Adapun identitas keempat tersangka merupakan warga negara china diantaranya CH warga negara China sebagai Nahkoda/kapten, CY, Warganegara China (CREW), CMS Warganegara China (Mekanik), dan YYF, (Mekanik).
Barang bukti yang dilimpahkan berupa 2 (dua) gram brutto serbuk Kristal diduga Shabu untuk pembuktian perkara dipersidangan, 1 (satu) unit Kapal Laut MV MIN LIAN YU YUN 61870, 4 (empat) Unit Alat Navigasi Kapal, 1 (satu) unit telepon satelit, 1 (satu) unit auto pilot Kapal, 1 (satu) lembar foto coopy Passport identitas tersangka CHEN MEI SHENG, 1 (satu) bendel foto copy dokumen Kapal, 5 (lima) unit Handphone, 1 (satu) unit bungkus plastic berisikan plastic kosong, 1 (satu) unit timbangan digital dan 4 (empat) bendera, bendera Negara Singapura, Bendera Negara RRC, Bendera Negara Indonesia dan Bendera Negara Thailand.
Para Pelaku disangkakan dengan Tindak pidana Pengedaran Narkotika sebagaimana dimaksud dalam Undang-Undang Republik Indonesia Nomor 35 tahun 2009 tentang Narkotika, Pasal 114 ayat (2) juncto pasal 132 ayat (2) dan Pasal 112 ayat (2) juncto pasal 132 ayat (1) Undang-Undang Republik Indonesia Nomor 35 Tahjun 2009 tentang Narkotika dengan ancaman maksimal hukuman mati.

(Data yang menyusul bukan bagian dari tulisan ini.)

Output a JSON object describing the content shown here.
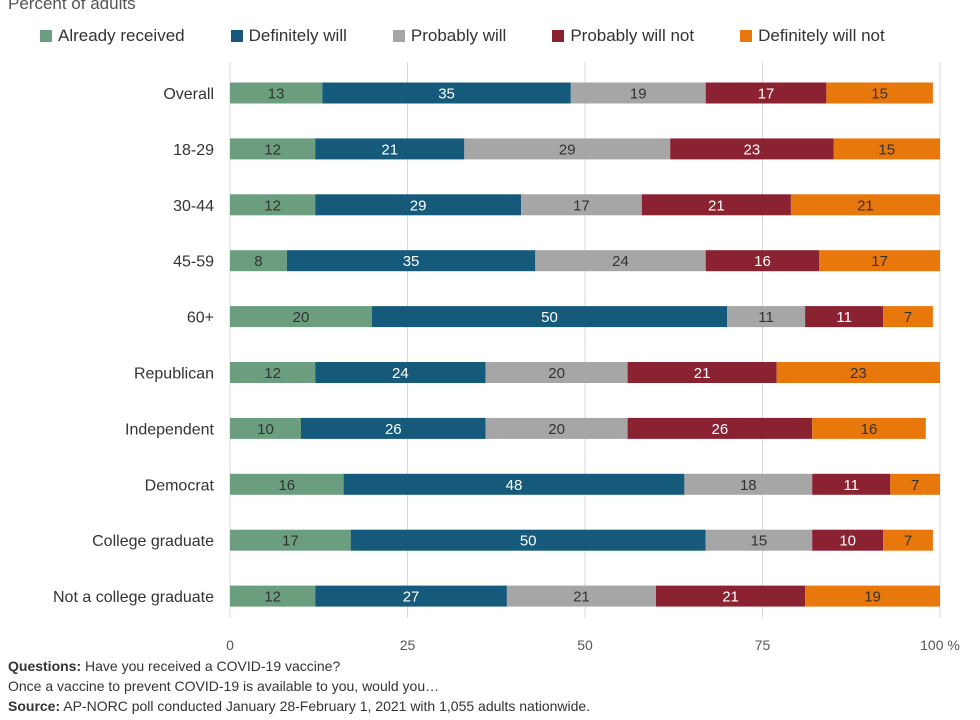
{
  "chart_data": {
    "type": "bar",
    "orientation": "horizontal",
    "stacked": true,
    "subtitle": "Percent of adults",
    "categories": [
      "Overall",
      "18-29",
      "30-44",
      "45-59",
      "60+",
      "Republican",
      "Independent",
      "Democrat",
      "College graduate",
      "Not a college graduate"
    ],
    "series": [
      {
        "name": "Already received",
        "color": "#6b9e7e",
        "label_color": "#333333",
        "values": [
          13,
          12,
          12,
          8,
          20,
          12,
          10,
          16,
          17,
          12
        ]
      },
      {
        "name": "Definitely will",
        "color": "#155a7a",
        "label_color": "#ffffff",
        "values": [
          35,
          21,
          29,
          35,
          50,
          24,
          26,
          48,
          50,
          27
        ]
      },
      {
        "name": "Probably will",
        "color": "#a6a6a6",
        "label_color": "#333333",
        "values": [
          19,
          29,
          17,
          24,
          11,
          20,
          20,
          18,
          15,
          21
        ]
      },
      {
        "name": "Probably will not",
        "color": "#8b2232",
        "label_color": "#ffffff",
        "values": [
          17,
          23,
          21,
          16,
          11,
          21,
          26,
          11,
          10,
          21
        ]
      },
      {
        "name": "Definitely will not",
        "color": "#e8770c",
        "label_color": "#333333",
        "values": [
          15,
          15,
          21,
          17,
          7,
          23,
          16,
          7,
          7,
          19
        ]
      }
    ],
    "xticks": [
      "0",
      "25",
      "50",
      "75",
      "100 %"
    ],
    "xlim": [
      0,
      100
    ],
    "grid": true,
    "legend_position": "top"
  },
  "footer": {
    "questions_label": "Questions:",
    "questions_text": "Have you received a COVID-19 vaccine?",
    "questions_line2": "Once a vaccine to prevent COVID-19 is available to you, would you…",
    "source_label": "Source:",
    "source_text": "AP-NORC poll conducted January 28-February 1, 2021 with 1,055 adults nationwide."
  }
}
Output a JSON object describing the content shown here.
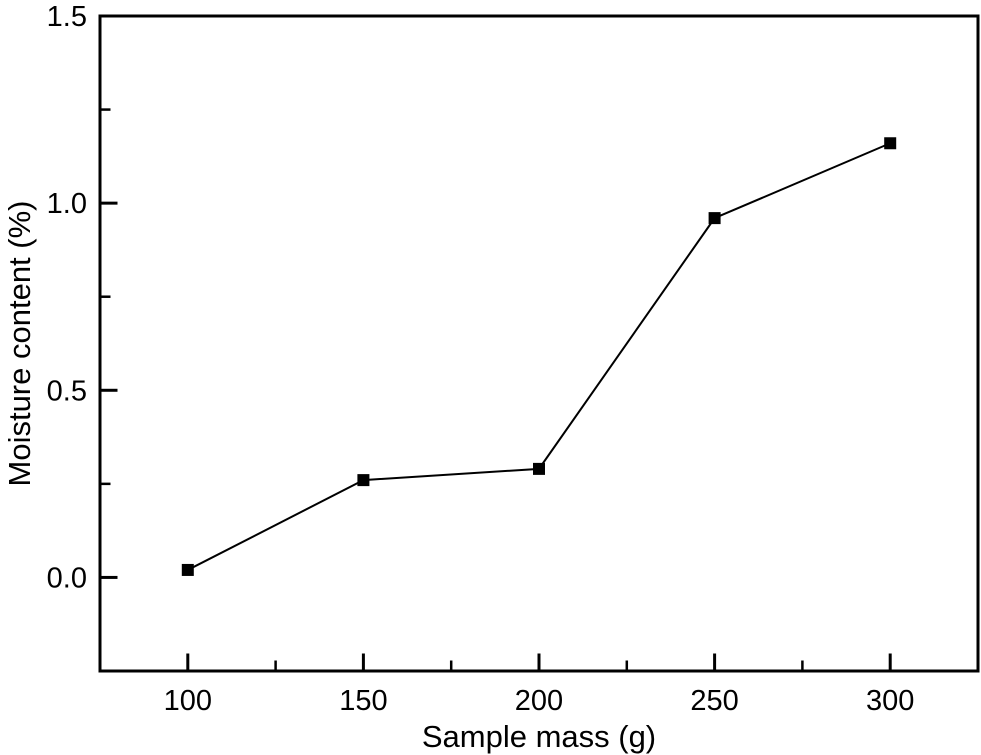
{
  "figure": {
    "background_color": "#ffffff",
    "axis_color": "#000000"
  },
  "chart_data": {
    "type": "line",
    "title": "",
    "xlabel": "Sample mass (g)",
    "ylabel": "Moisture content (%)",
    "series": [
      {
        "name": "moisture-content",
        "x": [
          100,
          150,
          200,
          250,
          300
        ],
        "y": [
          0.02,
          0.26,
          0.29,
          0.96,
          1.16
        ],
        "color": "#000000",
        "marker": "filled-square",
        "marker_size": 12,
        "line_width": 2,
        "line_style": "solid"
      }
    ],
    "xlim": [
      75,
      325
    ],
    "ylim": [
      -0.25,
      1.5
    ],
    "x_ticks": {
      "values": [
        100,
        150,
        200,
        250,
        300
      ],
      "labels": [
        "100",
        "150",
        "200",
        "250",
        "300"
      ],
      "minor": [
        125,
        175,
        225,
        275
      ]
    },
    "y_ticks": {
      "values": [
        0,
        0.5,
        1,
        1.5
      ],
      "labels": [
        "0.0",
        "0.5",
        "1.0",
        "1.5"
      ],
      "minor": [
        0.25,
        0.75,
        1.25
      ]
    },
    "grid": false,
    "legend": false,
    "frame": "full-box",
    "tick_direction": "in"
  }
}
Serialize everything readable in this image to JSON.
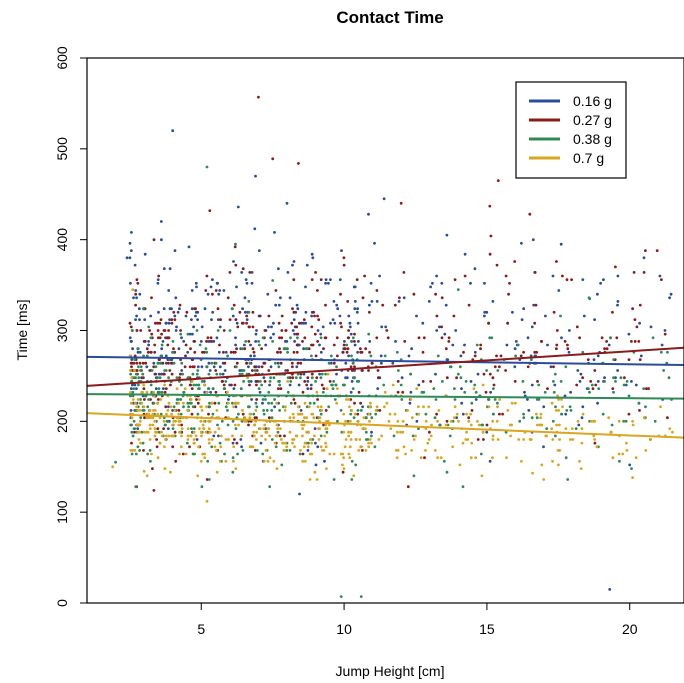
{
  "chart_data": {
    "type": "scatter",
    "title": "Contact Time",
    "xlabel": "Jump Height [cm]",
    "ylabel": "Time [ms]",
    "xlim": [
      1.0,
      21.9
    ],
    "ylim": [
      0,
      600
    ],
    "xticks": [
      5,
      10,
      15,
      20
    ],
    "yticks": [
      0,
      100,
      200,
      300,
      400,
      500,
      600
    ],
    "xtick_labels": [
      "5",
      "10",
      "15",
      "20"
    ],
    "ytick_labels": [
      "0",
      "100",
      "200",
      "300",
      "400",
      "500",
      "600"
    ],
    "grid": false,
    "legend_position": "top-right",
    "point_count_per_series": 520,
    "series": [
      {
        "name": "0.16 g",
        "color": "#2b4c9b",
        "trend": {
          "x": [
            1.0,
            21.9
          ],
          "y": [
            271,
            262
          ]
        },
        "outliers": [
          [
            4.0,
            520
          ],
          [
            6.9,
            470
          ],
          [
            8.0,
            440
          ],
          [
            11.4,
            445
          ],
          [
            2.4,
            380
          ],
          [
            19.3,
            15
          ],
          [
            3.6,
            420
          ],
          [
            13.6,
            405
          ],
          [
            17.6,
            395
          ],
          [
            20.5,
            380
          ]
        ]
      },
      {
        "name": "0.27 g",
        "color": "#8b1a1a",
        "trend": {
          "x": [
            1.0,
            21.9
          ],
          "y": [
            239,
            281
          ]
        },
        "outliers": [
          [
            7.0,
            557
          ],
          [
            7.5,
            489
          ],
          [
            8.4,
            484
          ],
          [
            15.4,
            465
          ],
          [
            15.1,
            437
          ],
          [
            12.0,
            440
          ],
          [
            16.5,
            428
          ],
          [
            5.3,
            432
          ],
          [
            10.0,
            372
          ],
          [
            19.5,
            370
          ]
        ]
      },
      {
        "name": "0.38 g",
        "color": "#2e8b57",
        "trend": {
          "x": [
            1.0,
            21.9
          ],
          "y": [
            230,
            225
          ]
        },
        "outliers": [
          [
            5.2,
            480
          ],
          [
            9.9,
            7
          ],
          [
            10.6,
            7
          ],
          [
            6.2,
            395
          ],
          [
            2.0,
            155
          ],
          [
            7.5,
            355
          ],
          [
            14.0,
            345
          ],
          [
            18.6,
            335
          ]
        ]
      },
      {
        "name": "0.7 g",
        "color": "#daa520",
        "trend": {
          "x": [
            1.0,
            21.9
          ],
          "y": [
            209,
            182
          ]
        },
        "outliers": [
          [
            5.2,
            112
          ],
          [
            2.6,
            345
          ],
          [
            1.9,
            150
          ],
          [
            3.0,
            145
          ],
          [
            18.3,
            148
          ],
          [
            16.6,
            143
          ],
          [
            20.1,
            138
          ],
          [
            13.4,
            160
          ]
        ]
      }
    ]
  }
}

Pada hari Jumat, (4/05/2018) lalu, barang bukti Narkoba jenis Shabu telah dimusnahkan yang dihadiri oleh Bapak Wakil Presiden Republik Indonesia, Anggota DPR RI, Kepala BNN Sekarang dan sebelumnya, Kepala Dirjen Bea dan Cukai dihadapan awak media cetak dan elektronik serta dihadapan para tersangka dengan perincian sebagai berikut, 81 (Delapan puluh satu) karung goni warna hijau berisi kristal putih diduga Narkotika jenis shabu seberat 1,622 ton / 1.622.000 (satu juta enam ratus dua puluh dua ribu) gram brutto yang telah disisihkan seberat 1.000 (seribu) gram brutto dikirim ke laboratorium Forensik Mabes Polri dan sisanya seberat 1.621.000 (satu juta enam ratus dua puluh satu ribu) gram dengan rincian, 1.620.998 (satu juta enam ratus dua puluh ribu sembilan ratus sembilan puluh delapan) gram brutto serbuk kristal diduga shabu dan sisa hasil dari Puslabfor untuk dimusnahkan, 2 (dua) gram brutto serbuk kristal diduga shabu dijadikan pembuktian perkara dan sudah sesuai dengan surat ketetapan yang dikeluarkan Kejaksaan Negeri Batam.
Dari barang bukti yang telah dimusnahkan, Polri telah menyelamatkan 8 juta anak bangsa dari penyalahgunaan narkoba, pungkasnya.
Kegiatan tersebut dihadiri, Kepala Kepolisian Daerah (Kapolda) Kepulauan Riau (Kepri), Irjen Pol Drs. Didid Widjanardi, SH, didampingi Dirnarkoba Polda Kepri, Dir IV Bareskrim Mabes Polri, dan Jampidum Kejagung RI, Koordinator eselon 2 Jampidum, Kajari Batam, dan para awak media Provinsi Kepri dan Kota Batam.